In 2000, he participated in the Mountain Lake Workshop, organized by Ray Kass, where he collaborated with students and community members on a mural project integrating his signature street art techniques with local cultural narratives.

Christie's auction house has featured some of his work, and fans were able to view his more-intimate work in his East Village gallery until the location closed in 2010.

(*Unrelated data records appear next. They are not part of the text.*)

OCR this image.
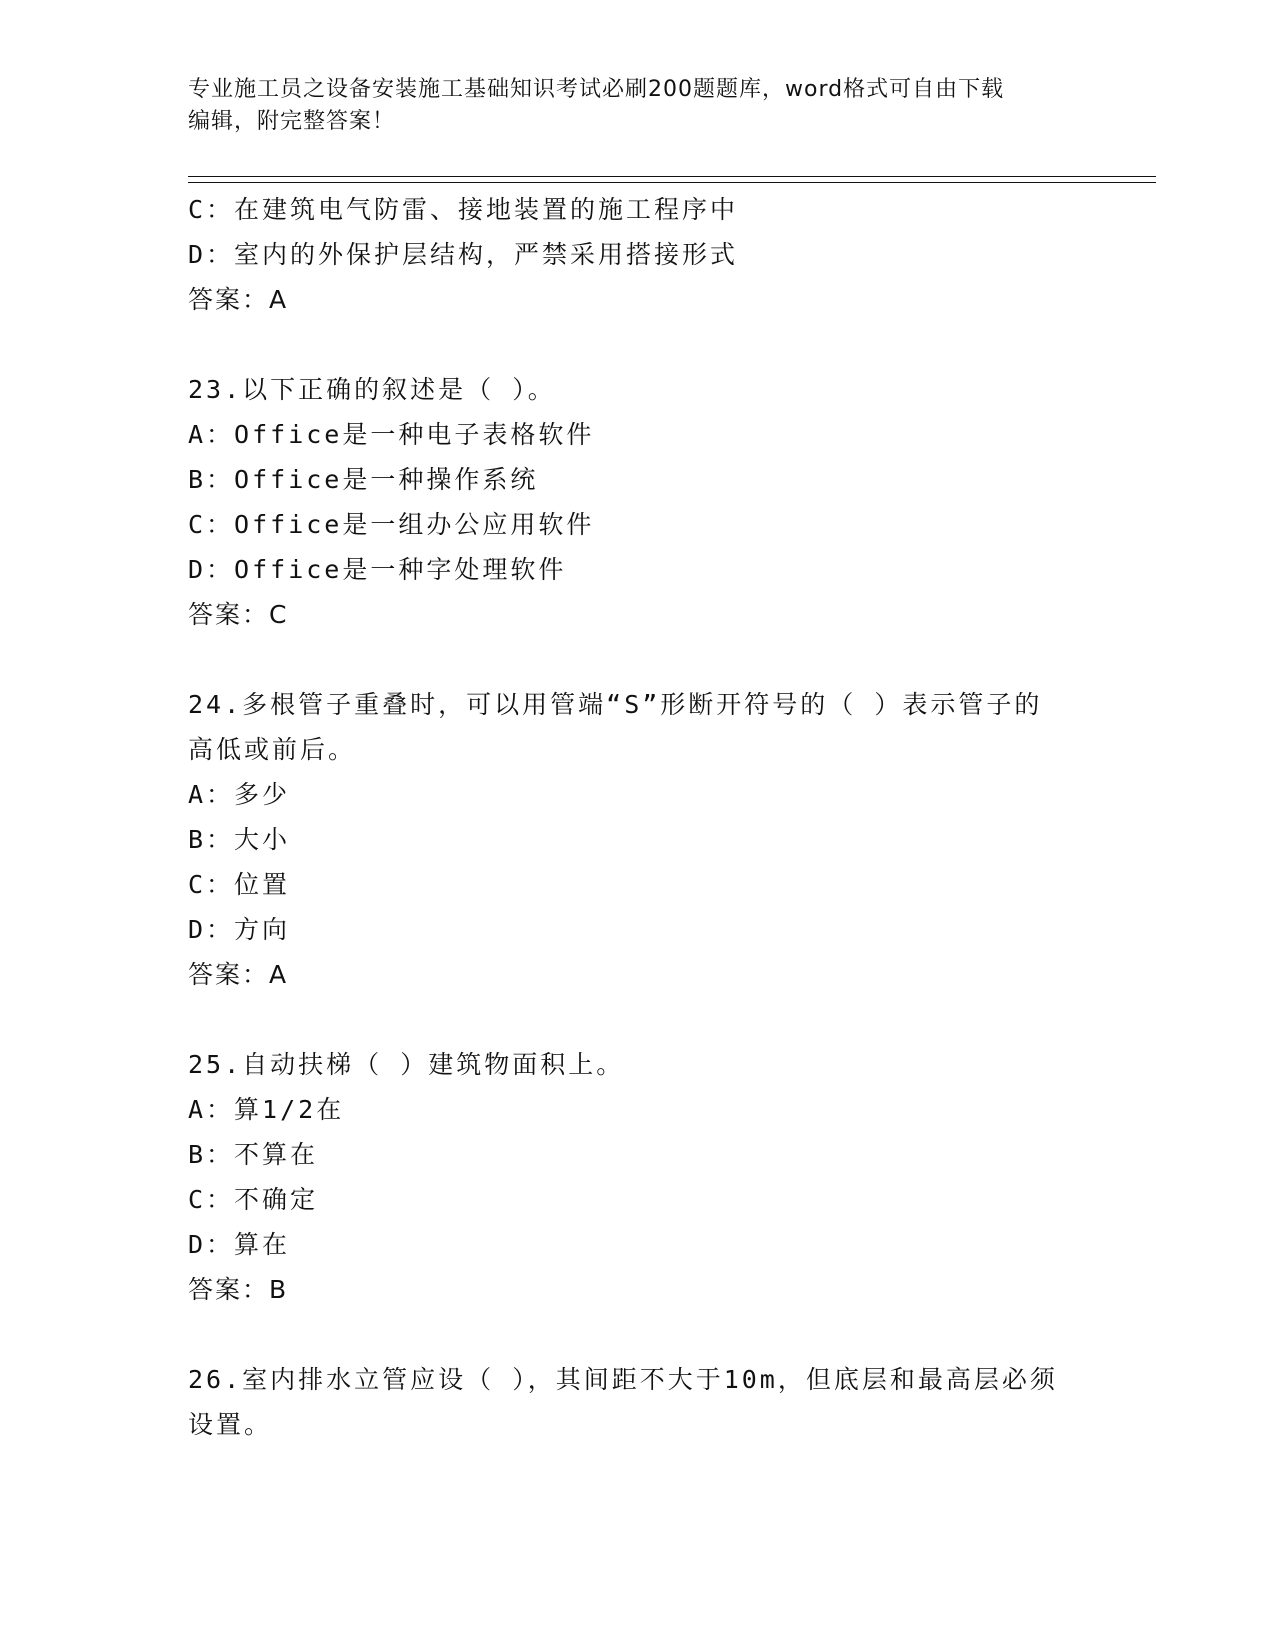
专业施工员之设备安装施工基础知识考试必刷200题题库，word格式可自由下载
编辑，附完整答案！
C：在建筑电气防雷、接地装置的施工程序中
D：室内的外保护层结构，严禁采用搭接形式
答案：A
23.以下正确的叙述是（ ）。
A：Office是一种电子表格软件
B：Office是一种操作系统
C：Office是一组办公应用软件
D：Office是一种字处理软件
答案：C
24.多根管子重叠时，可以用管端“S”形断开符号的（ ）表示管子的
高低或前后。
A：多少
B：大小
C：位置
D：方向
答案：A
25.自动扶梯（ ）建筑物面积上。
A：算1/2在
B：不算在
C：不确定
D：算在
答案：B
26.室内排水立管应设（ ），其间距不大于10m，但底层和最高层必须
设置。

In 2011, de la Vega collaborated with designer Tory Burch to create a line of accessories that benefited the Tory Burch Foundation.

De la Vega quietly disappeared from the art scene in 2012 following a cancer diagnosis and subsequent treatment.

On September 28, 2023, the Dynamic Arts Gallery in the Bronx was to present a new exhibit titled De La Vega Museum. The gallery, located at 770 Castle Hill Avenue, was to continue the exhibit until November 7.

In July 2003, de la Vega was charged with vandalism for a mural he painted on a blank wall in the Bronx. He was offered one-year probation in exchange for a guilty plea, but he refused to say he caused "damage" to the property and thus sentenced to fifty hours of community service.

===Apple iPhone 5s ad campaign===
In May 2014, de la Vega filed a cease-and-desist letter to Apple, claiming its new ad campaign for the iPhone 5S uses his trademarked slogan, "You are more powerful than you think". Apple's usage of the slogan "clearly misleads customers into believing de la Vega somehow supports, approves and/or endorses its products", it apparently adds.